= Hail State =

Fight song at the Mississippi State University

"Hail State" is the fight song and rally cry of Mississippi State University. The lyrics and music was written by Joseph Burleson Peavey in 1939. The title of the song was adopted as the official domain name for Mississippi State athletics along with all social media platforms owned by the athletic department in 2014.

==Rally Cry==
Hail State, as the rally cry of the athletic program at Mississippi State, began to rise in popularity around 2010. With the rise in prominence of the football team under Coach Dan Mullen and a major marketing push from the Athletic Department, the phrase began making its way into the everyday lexicon of the Mississippi State fan base.

==Social media==
Hail State became the official hashtag of Mississippi State Athletics and Academics around the 2010 football season. It has trended nationally and internationally at different momentous moments in the recent athletic history of the university.
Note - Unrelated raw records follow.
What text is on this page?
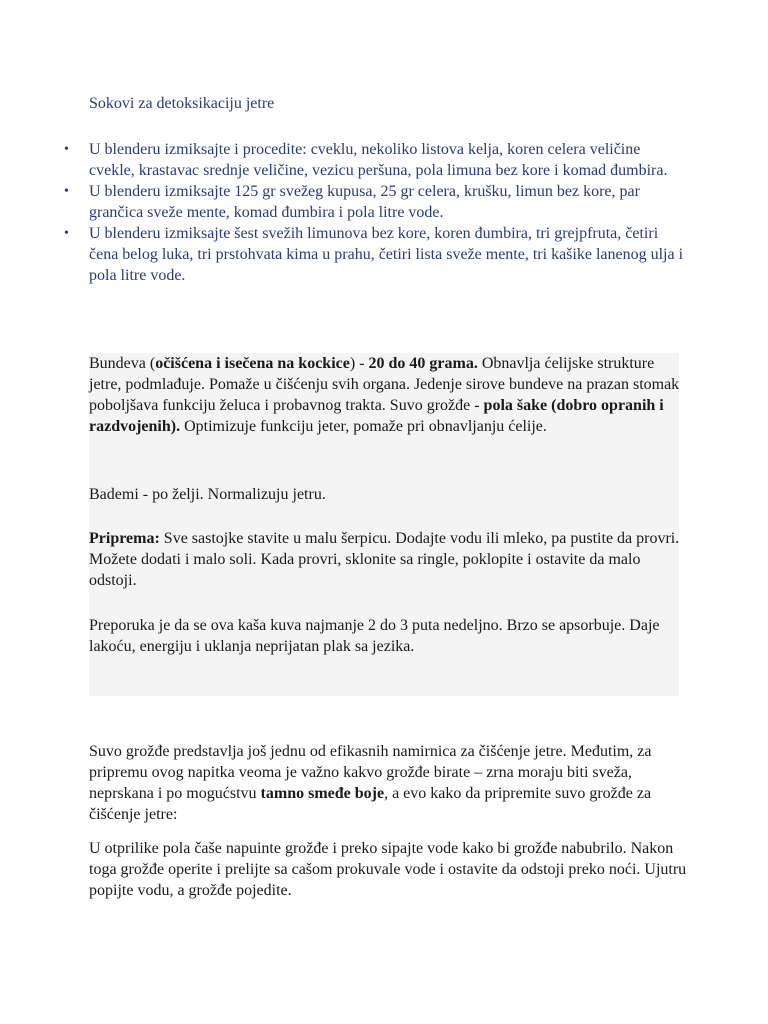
Sokovi za detoksikaciju jetre
• U blenderu izmiksajte i procedite: cveklu, nekoliko listova kelja, koren celera veličine cvekle, krastavac srednje veličine, vezicu peršuna, pola limuna bez kore i komad đumbira.
• U blenderu izmiksajte 125 gr svežeg kupusa, 25 gr celera, krušku, limun bez kore, par grančica sveže mente, komad đumbira i pola litre vode.
• U blenderu izmiksajte šest svežih limunova bez kore, koren đumbira, tri grejpfruta, četiri čena belog luka, tri prstohvata kima u prahu, četiri lista sveže mente, tri kašike lanenog ulja i pola litre vode.

Bundeva (očišćena i isečena na kockice) - 20 do 40 grama. Obnavlja ćelijske strukture jetre, podmlađuje. Pomaže u čišćenju svih organa. Jedenje sirove bundeve na prazan stomak poboljšava funkciju želuca i probavnog trakta. Suvo grožđe - pola šake (dobro opranih i razdvojenih). Optimizuje funkciju jeter, pomaže pri obnavljanju ćelije.

Bademi - po želji. Normalizuju jetru.

Priprema: Sve sastojke stavite u malu šerpicu. Dodajte vodu ili mleko, pa pustite da provri. Možete dodati i malo soli. Kada provri, sklonite sa ringle, poklopite i ostavite da malo odstoji.

Preporuka je da se ova kaša kuva najmanje 2 do 3 puta nedeljno. Brzo se apsorbuje. Daje lakoću, energiju i uklanja neprijatan plak sa jezika.

Suvo grožđe predstavlja još jednu od efikasnih namirnica za čišćenje jetre. Međutim, za pripremu ovog napitka veoma je važno kakvo grožđe birate – zrna moraju biti sveža, neprskana i po mogućstvu tamno smeđe boje, a evo kako da pripremite suvo grožđe za čišćenje jetre:

U otprilike pola čaše napuinte grožđe i preko sipajte vode kako bi grožđe nabubrilo. Nakon toga grožđe operite i prelijte sa cašom prokuvale vode i ostavite da odstoji preko noći. Ujutru popijte vodu, a grožđe pojedite.
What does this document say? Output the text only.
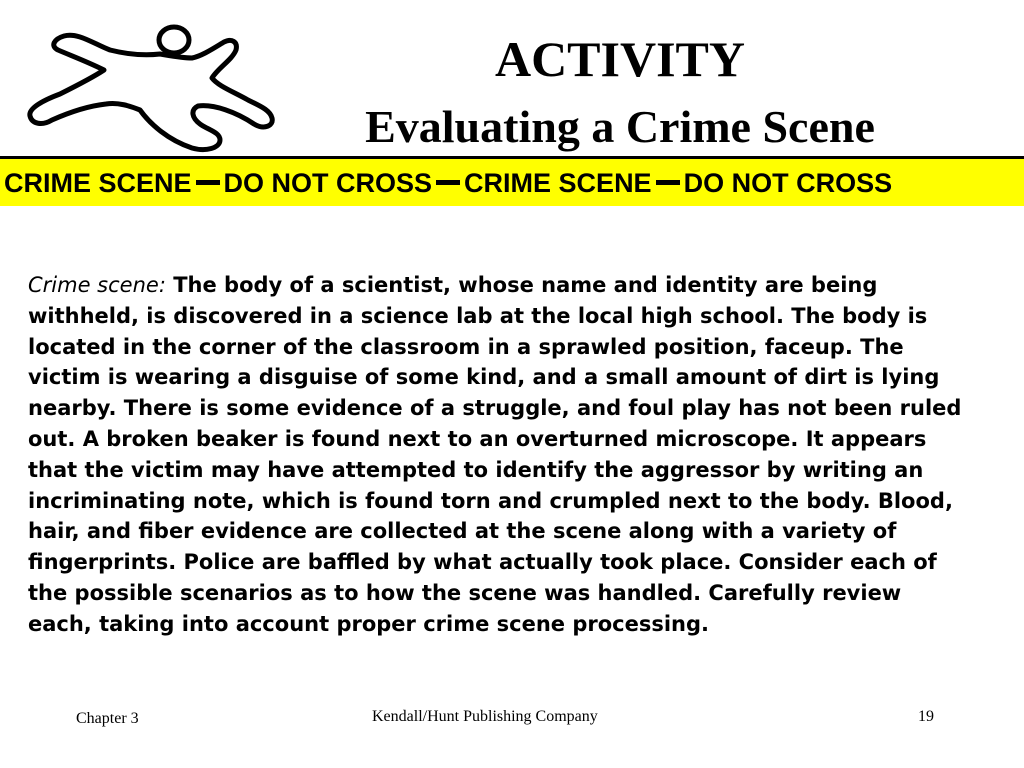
ACTIVITY
Evaluating a Crime Scene
CRIME SCENE DO NOT CROSS CRIME SCENE DO NOT CROSS

Crime scene: The body of a scientist, whose name and identity are being
withheld, is discovered in a science lab at the local high school. The body is
located in the corner of the classroom in a sprawled position, faceup. The
victim is wearing a disguise of some kind, and a small amount of dirt is lying
nearby. There is some evidence of a struggle, and foul play has not been ruled
out. A broken beaker is found next to an overturned microscope. It appears
that the victim may have attempted to identify the aggressor by writing an
incriminating note, which is found torn and crumpled next to the body. Blood,
hair, and fiber evidence are collected at the scene along with a variety of
fingerprints. Police are baffled by what actually took place. Consider each of
the possible scenarios as to how the scene was handled. Carefully review
each, taking into account proper crime scene processing.

Chapter 3	Kendall/Hunt Publishing Company	19
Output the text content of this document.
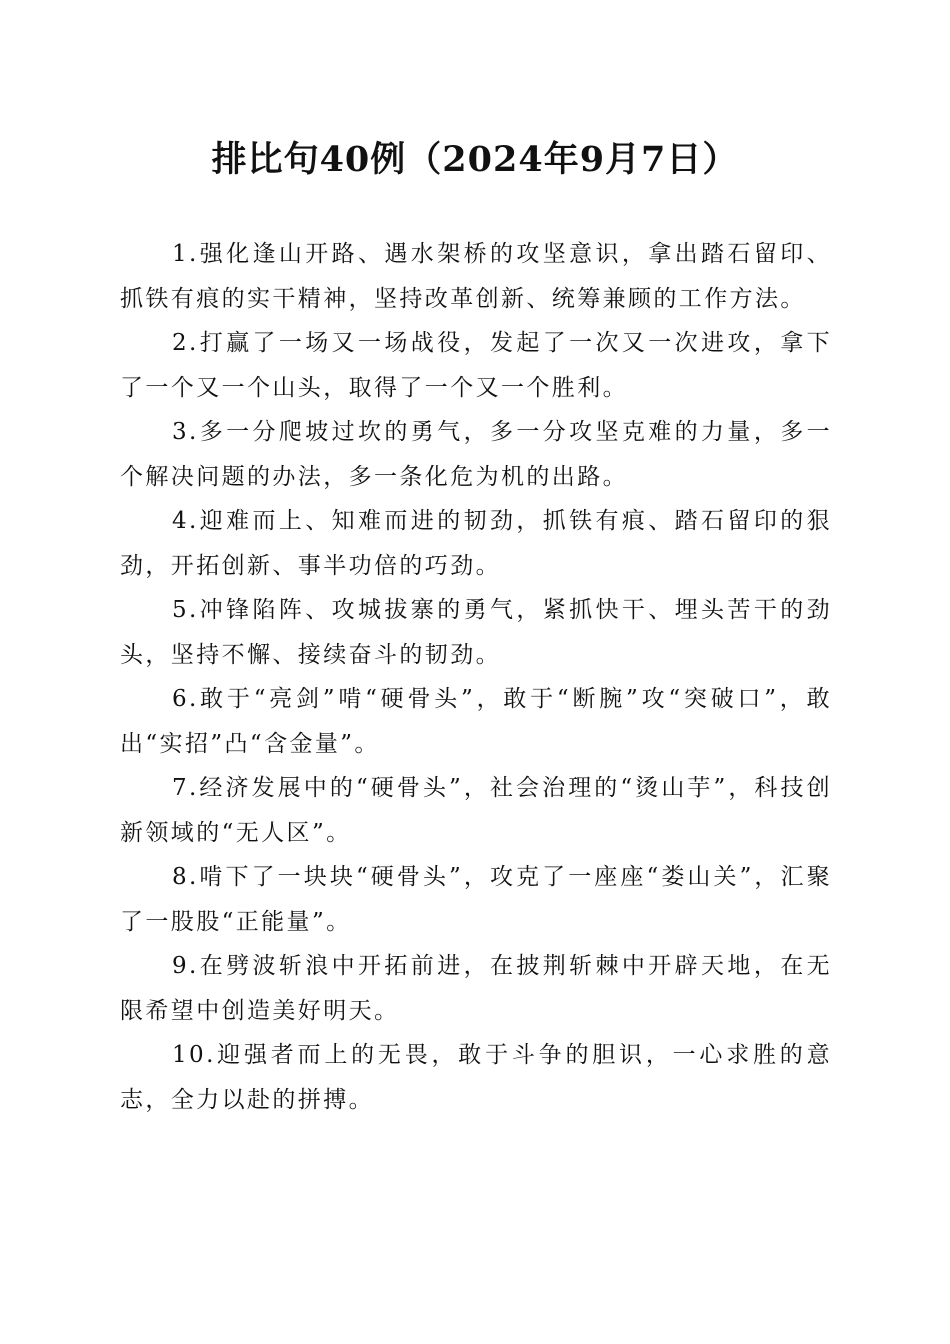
排比句40例（2024年9月7日）

1.强化逢山开路、遇水架桥的攻坚意识，拿出踏石留印、抓铁有痕的实干精神，坚持改革创新、统筹兼顾的工作方法。

2.打赢了一场又一场战役，发起了一次又一次进攻，拿下了一个又一个山头，取得了一个又一个胜利。

3.多一分爬坡过坎的勇气，多一分攻坚克难的力量，多一个解决问题的办法，多一条化危为机的出路。

4.迎难而上、知难而进的韧劲，抓铁有痕、踏石留印的狠劲，开拓创新、事半功倍的巧劲。

5.冲锋陷阵、攻城拔寨的勇气，紧抓快干、埋头苦干的劲头，坚持不懈、接续奋斗的韧劲。

6.敢于“亮剑”啃“硬骨头”，敢于“断腕”攻“突破口”，敢出“实招”凸“含金量”。

7.经济发展中的“硬骨头”，社会治理的“烫山芋”，科技创新领域的“无人区”。

8.啃下了一块块“硬骨头”，攻克了一座座“娄山关”，汇聚了一股股“正能量”。

9.在劈波斩浪中开拓前进，在披荆斩棘中开辟天地，在无限希望中创造美好明天。

10.迎强者而上的无畏，敢于斗争的胆识，一心求胜的意志，全力以赴的拼搏。
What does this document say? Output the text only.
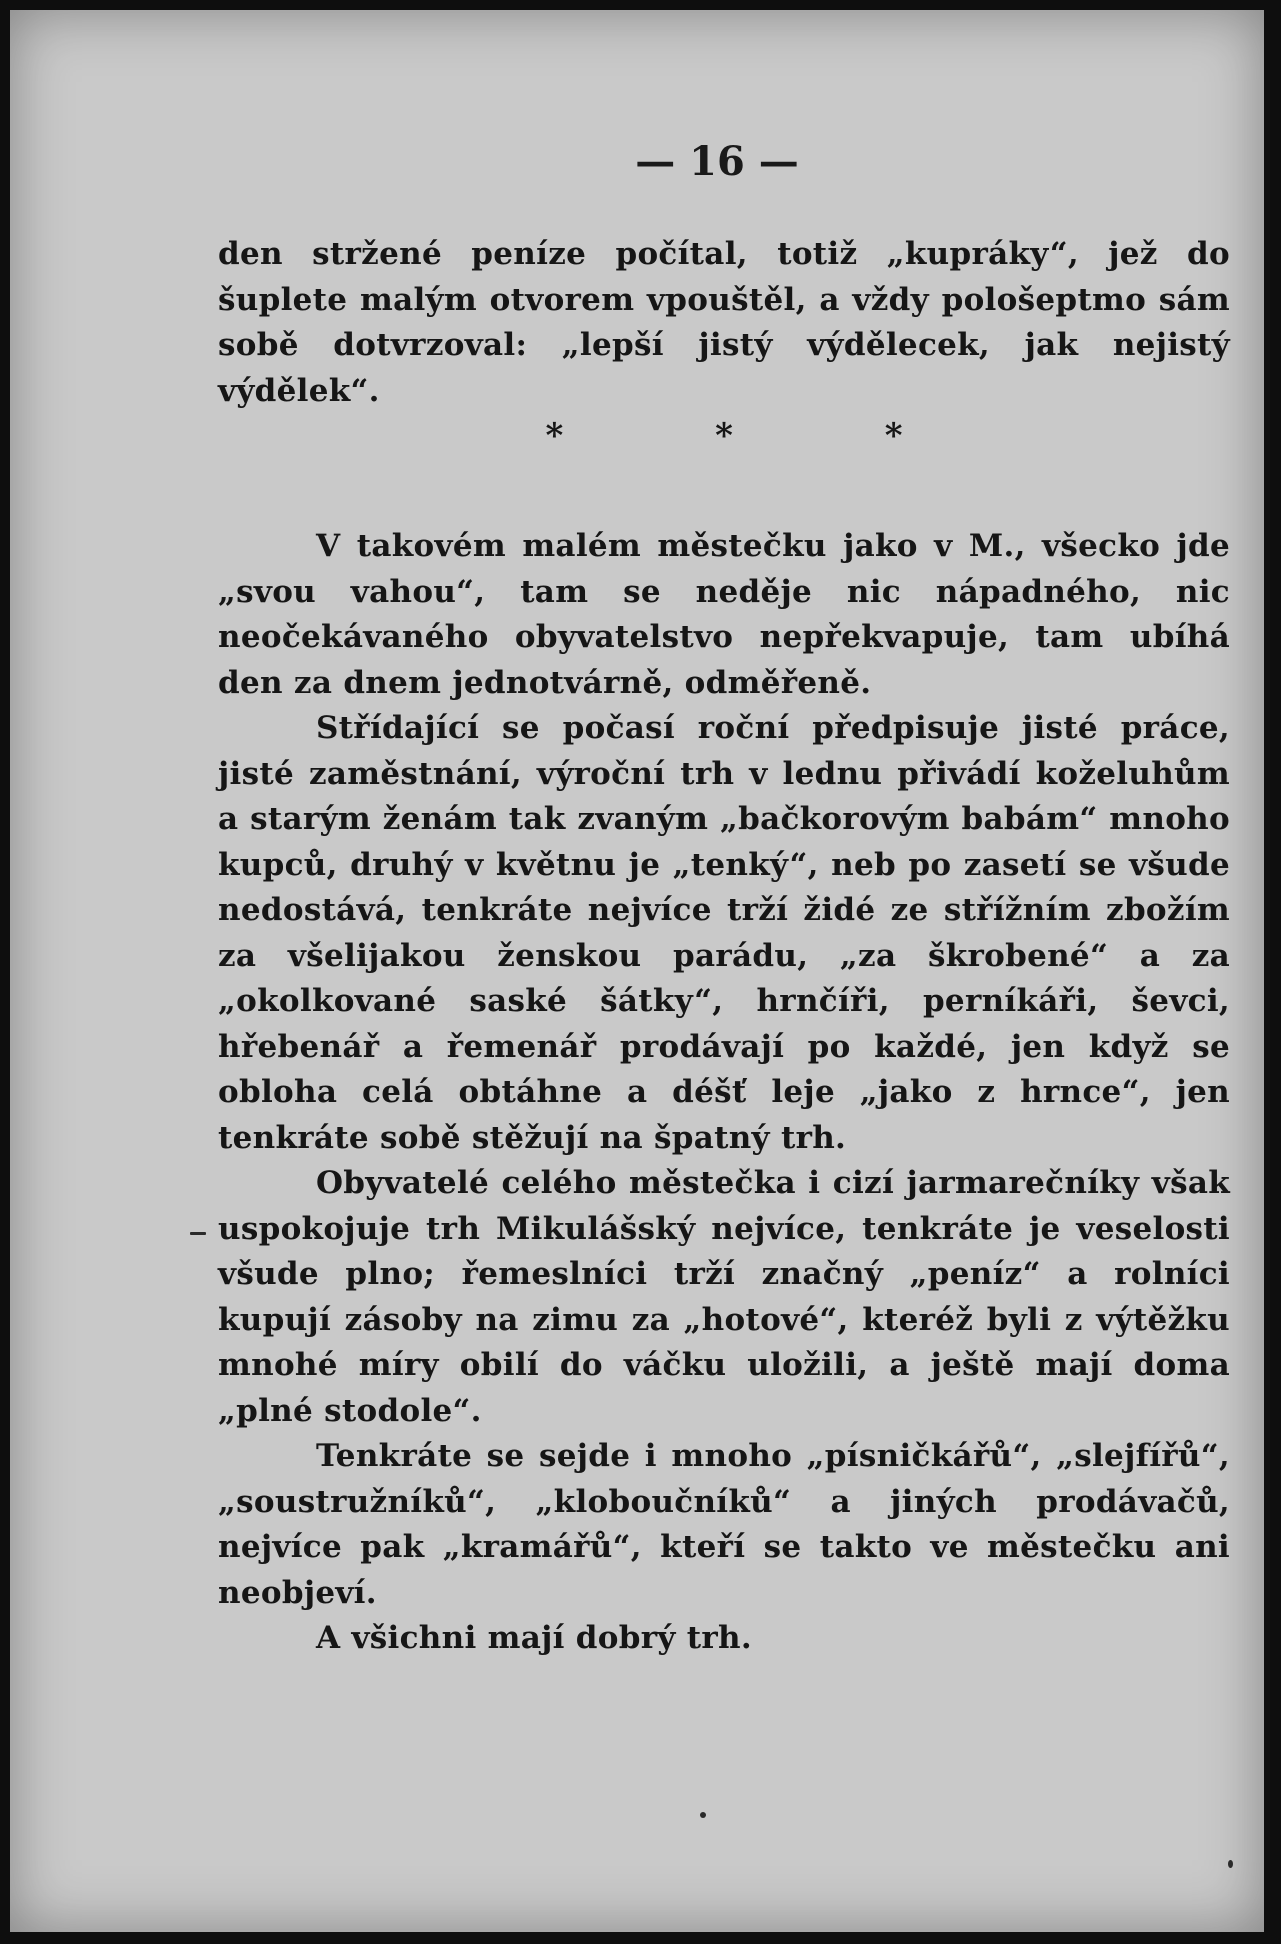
— 16 —

den stržené peníze počítal, totiž „kupráky“, jež do šuplete malým otvorem vpouštěl, a vždy pološeptmo sám sobě dotvrzoval: „lepší jistý výdělecek, jak nejistý výdělek“.

* * *

V takovém malém městečku jako v M., všecko jde „svou vahou“, tam se neděje nic nápadného, nic neočekávaného obyvatelstvo nepřekvapuje, tam ubíhá den za dnem jednotvárně, odměřeně.

Střídající se počasí roční předpisuje jisté práce, jisté zaměstnání, výroční trh v lednu přivádí koželuhům a starým ženám tak zvaným „bačkorovým babám“ mnoho kupců, druhý v květnu je „tenký“, neb po zasetí se všude nedostává, tenkráte nejvíce trží židé ze střížním zbožím za všelijakou ženskou parádu, „za škrobené“ a za „okolkované saské šátky“, hrnčíři, perníkáři, ševci, hřebenář a řemenář prodávají po každé, jen když se obloha celá obtáhne a déšť leje „jako z hrnce“, jen tenkráte sobě stěžují na špatný trh.

Obyvatelé celého městečka i cizí jarmarečníky však uspokojuje trh Mikulášský nejvíce, tenkráte je veselosti všude plno; řemeslníci trží značný „peníz“ a rolníci kupují zásoby na zimu za „hotové“, kteréž byli z výtěžku mnohé míry obilí do váčku uložili, a ještě mají doma „plné stodole“.

Tenkráte se sejde i mnoho „písničkářů“, „slejfířů“, „soustružníků“, „kloboučníků“ a jiných prodávačů, nejvíce pak „kramářů“, kteří se takto ve městečku ani neobjeví.

A všichni mají dobrý trh.
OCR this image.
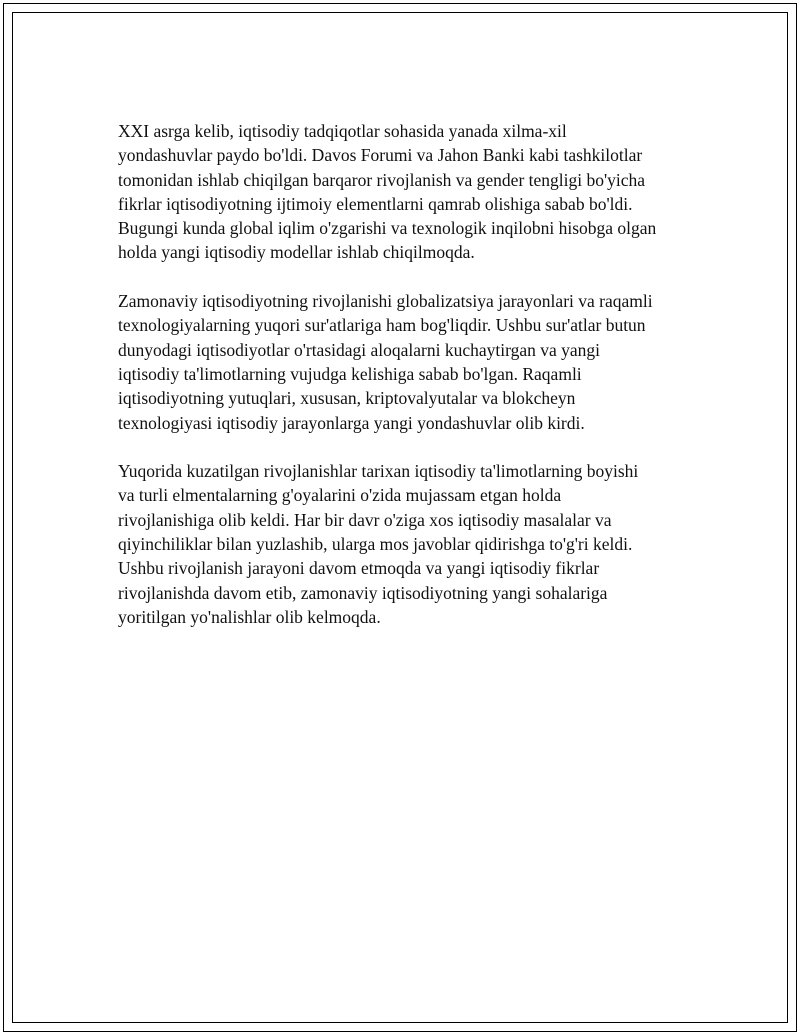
XXI asrga kelib, iqtisodiy tadqiqotlar sohasida yanada xilma-xil
yondashuvlar paydo bo'ldi. Davos Forumi va Jahon Banki kabi tashkilotlar
tomonidan ishlab chiqilgan barqaror rivojlanish va gender tengligi bo'yicha
fikrlar iqtisodiyotning ijtimoiy elementlarni qamrab olishiga sabab bo'ldi.
Bugungi kunda global iqlim o'zgarishi va texnologik inqilobni hisobga olgan
holda yangi iqtisodiy modellar ishlab chiqilmoqda.

Zamonaviy iqtisodiyotning rivojlanishi globalizatsiya jarayonlari va raqamli
texnologiyalarning yuqori sur'atlariga ham bog'liqdir. Ushbu sur'atlar butun
dunyodagi iqtisodiyotlar o'rtasidagi aloqalarni kuchaytirgan va yangi
iqtisodiy ta'limotlarning vujudga kelishiga sabab bo'lgan. Raqamli
iqtisodiyotning yutuqlari, xususan, kriptovalyutalar va blokcheyn
texnologiyasi iqtisodiy jarayonlarga yangi yondashuvlar olib kirdi.

Yuqorida kuzatilgan rivojlanishlar tarixan iqtisodiy ta'limotlarning boyishi
va turli elmentalarning g'oyalarini o'zida mujassam etgan holda
rivojlanishiga olib keldi. Har bir davr o'ziga xos iqtisodiy masalalar va
qiyinchiliklar bilan yuzlashib, ularga mos javoblar qidirishga to'g'ri keldi.
Ushbu rivojlanish jarayoni davom etmoqda va yangi iqtisodiy fikrlar
rivojlanishda davom etib, zamonaviy iqtisodiyotning yangi sohalariga
yoritilgan yo'nalishlar olib kelmoqda.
Mississippi State was the first university to paint a hashtag (#hailstate) onto a playing surface. The football program painted #hailstate in the north end zone at Davis-Wade Stadium. This act and future hashtags was later banned by the NCAA for all institutions.

==Use in football games==
Hail State is played by the Famous Maroon Band at the start of each home game and after each time the team scores. There are several abbreviated versions that are played as stand tunes or in combination with the full theme.

==Lyrics==
Hail dear ol' State! Fight for that victory today. Hit that line and tote that ball, Cross the goal before you fall! And then we'll yell, yell, yell, yell! For dear ol' State we'll yell like H-E-L-L! Fight for Mis-sis-sip-pi State, Win that game today!

==Alternate last line==
Many Mississippi State fans replace the last line "Win the game today!" with "Go to hell Ole Miss!", a tongue-in-cheek jab at their rivals. Fans have also been known to shout this at the end of the U.S. National Anthem, regardless of the game, sport or team playing.